This time, you are supposed to find A×B where A and B are two polynomials.
Input Specification:
Each input file contains one test case. Each case occupies 2 lines, and each line contains the information of a polynomial:
K N1 aN1 N2 aN2 ... NK aNK
where K is the number of nonzero terms in the polynomial, Ni and aNi (i=1,2,⋯,K) are the exponents and coefficients, respectively. It is given that 1≤K≤10, 0≤NK<⋯<N2<N1≤1000.
Output Specification:
For each test case you should output the product of A and B in one line, with the same format as the input. Notice that there must be NO extra space at the end of each line.
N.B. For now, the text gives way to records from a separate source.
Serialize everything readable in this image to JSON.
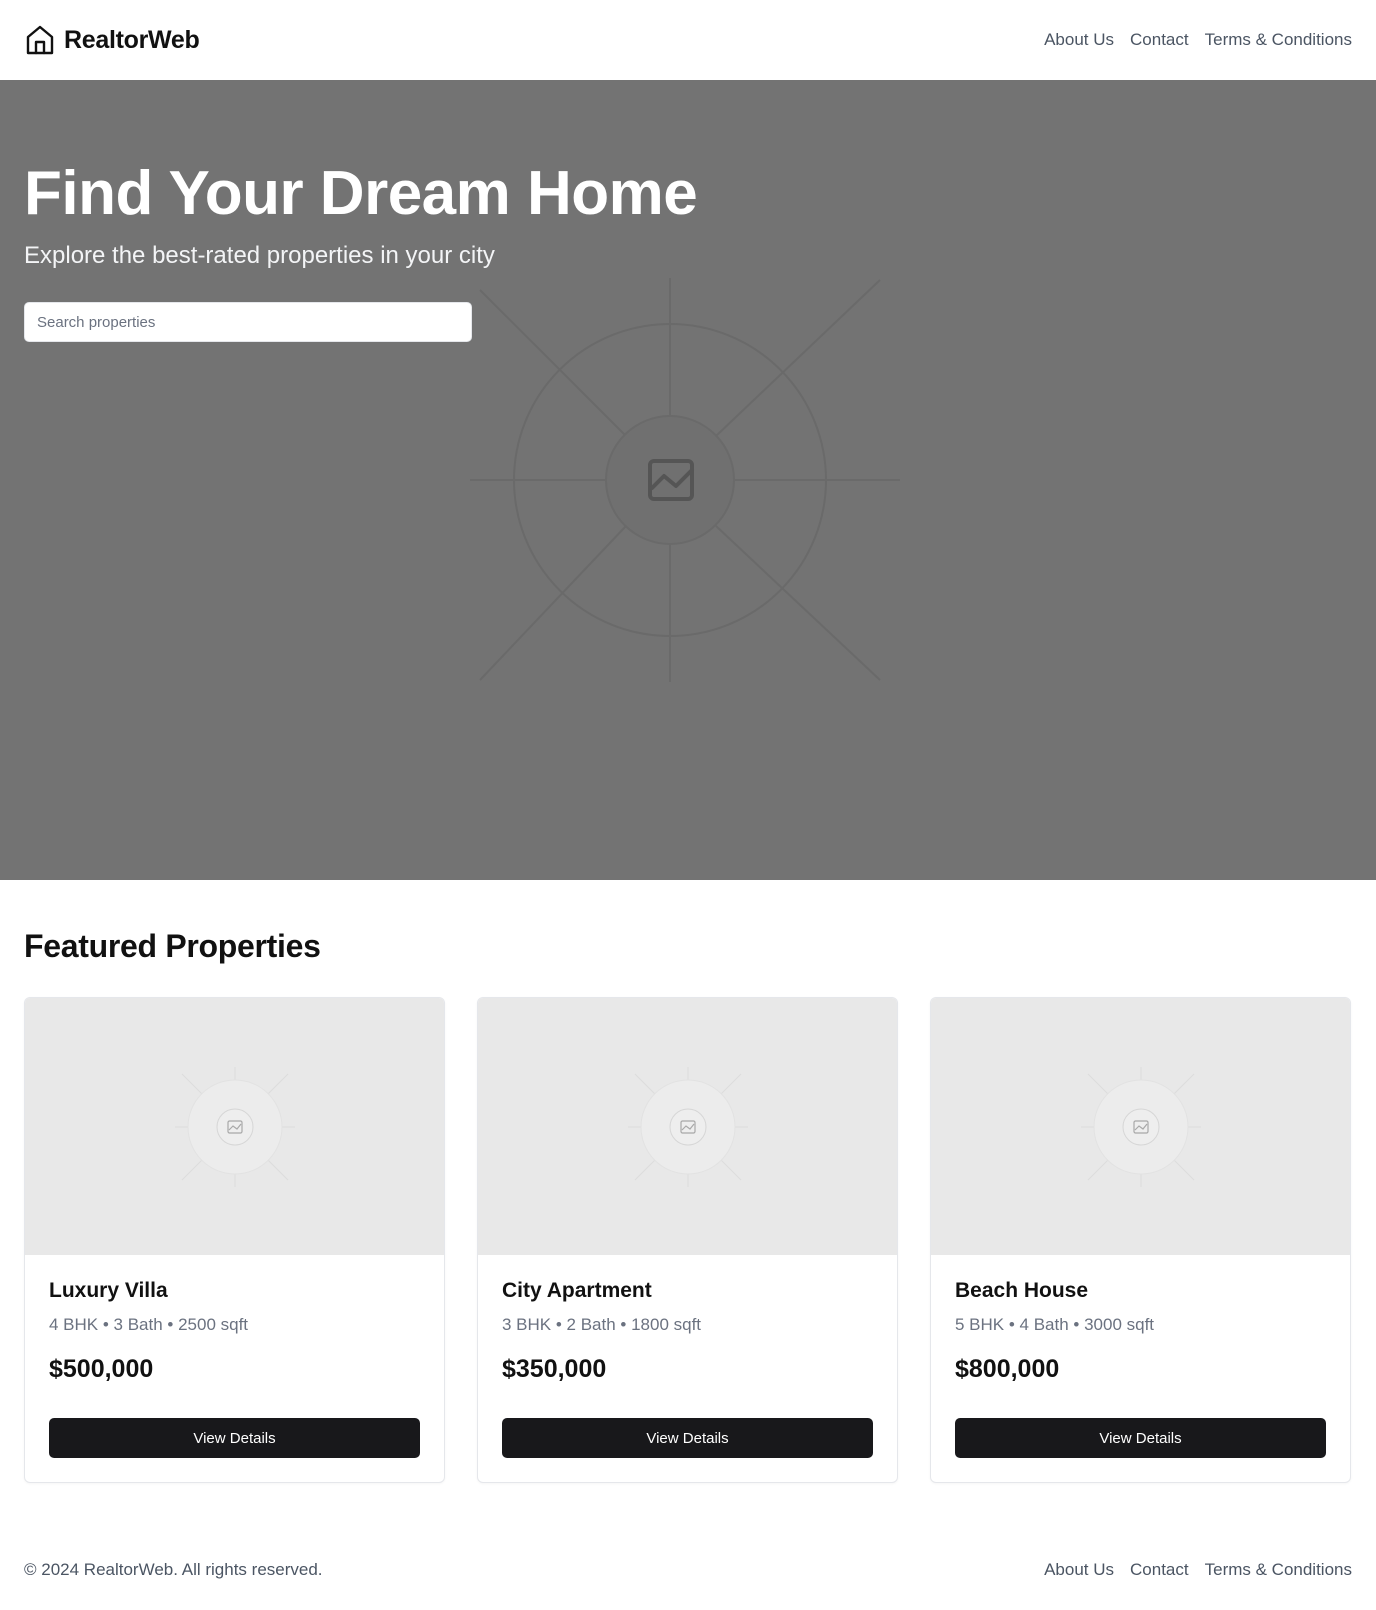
{
  "header": {
    "brand": "RealtorWeb",
    "logo_icon": "home-icon",
    "nav": [
      "About Us",
      "Contact",
      "Terms & Conditions"
    ]
  },
  "hero": {
    "title": "Find Your Dream Home",
    "subtitle": "Explore the best-rated properties in your city",
    "search_placeholder": "Search properties",
    "image_icon": "image-placeholder-icon",
    "background_color": "#737373"
  },
  "featured": {
    "title": "Featured Properties",
    "properties": [
      {
        "name": "Luxury Villa",
        "details": "4 BHK • 3 Bath • 2500 sqft",
        "price": "$500,000",
        "button": "View Details"
      },
      {
        "name": "City Apartment",
        "details": "3 BHK • 2 Bath • 1800 sqft",
        "price": "$350,000",
        "button": "View Details"
      },
      {
        "name": "Beach House",
        "details": "5 BHK • 4 Bath • 3000 sqft",
        "price": "$800,000",
        "button": "View Details"
      }
    ]
  },
  "footer": {
    "copyright": "© 2024 RealtorWeb. All rights reserved.",
    "nav": [
      "About Us",
      "Contact",
      "Terms & Conditions"
    ]
  },
  "colors": {
    "button_bg": "#18181b",
    "text_muted": "#6b7280",
    "image_placeholder_bg": "#e8e8e8"
  }
}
Please be accurate up to 1 decimal place.
Sample Input:
2 1 2.4 0 3.2
2 2 1.5 1 0.5
Sample Output:
3 3 3.6 2 6.0 1 1.6解题思路:首先定义一个map<int,double> num 接受第一个被乘的多项式组,然后依次接受第二个乘数多项式,遍历num中的元素,依次与乘数相乘,然后将非零项存储到ans中。(其他注意点同A1002 A+B for Polynomials (25分) (C++))
代码如下:
#include<bits/stdc++.h>
using namespace std;
int main(){
int n;
scanf("%d",&n);
map<int,double> num;
map<int,double> ans;
for(int i = 0; i < n; i++){
int exp;
double coe;
scanf("%d %lf",&exp,&coe);
if(coe != 0) num[exp] += coe; // 输入各个项数
// printf("num %d: %d %.1lf\n",i,exp,coe);
}
int m;
scanf("%d",&m);
for(int i = 0; i < m; i++){
int exp;
double coe;
scanf("%d %lf",&exp,&coe);
for(map<int,double>::iterator it = num.begin(); it != num.end(); it++){
int e = it->first;
double c = it->second;
ans[e+exp] += c*coe;
if(ans[e+exp] == 0){
ans.erase(e+exp);
}
}
}
if(ans.size() != 0) printf("%d ",ans.size());
else printf("%d\n",ans.size());
for(map<int,double>::iterator it = ans.end(); it != ans.begin();){
--it;
if(it != ans.begin()) printf("%d %.1lf ",it->first,it->second);
else printf("%d %.1lf\n",it->first,it->second);
}
}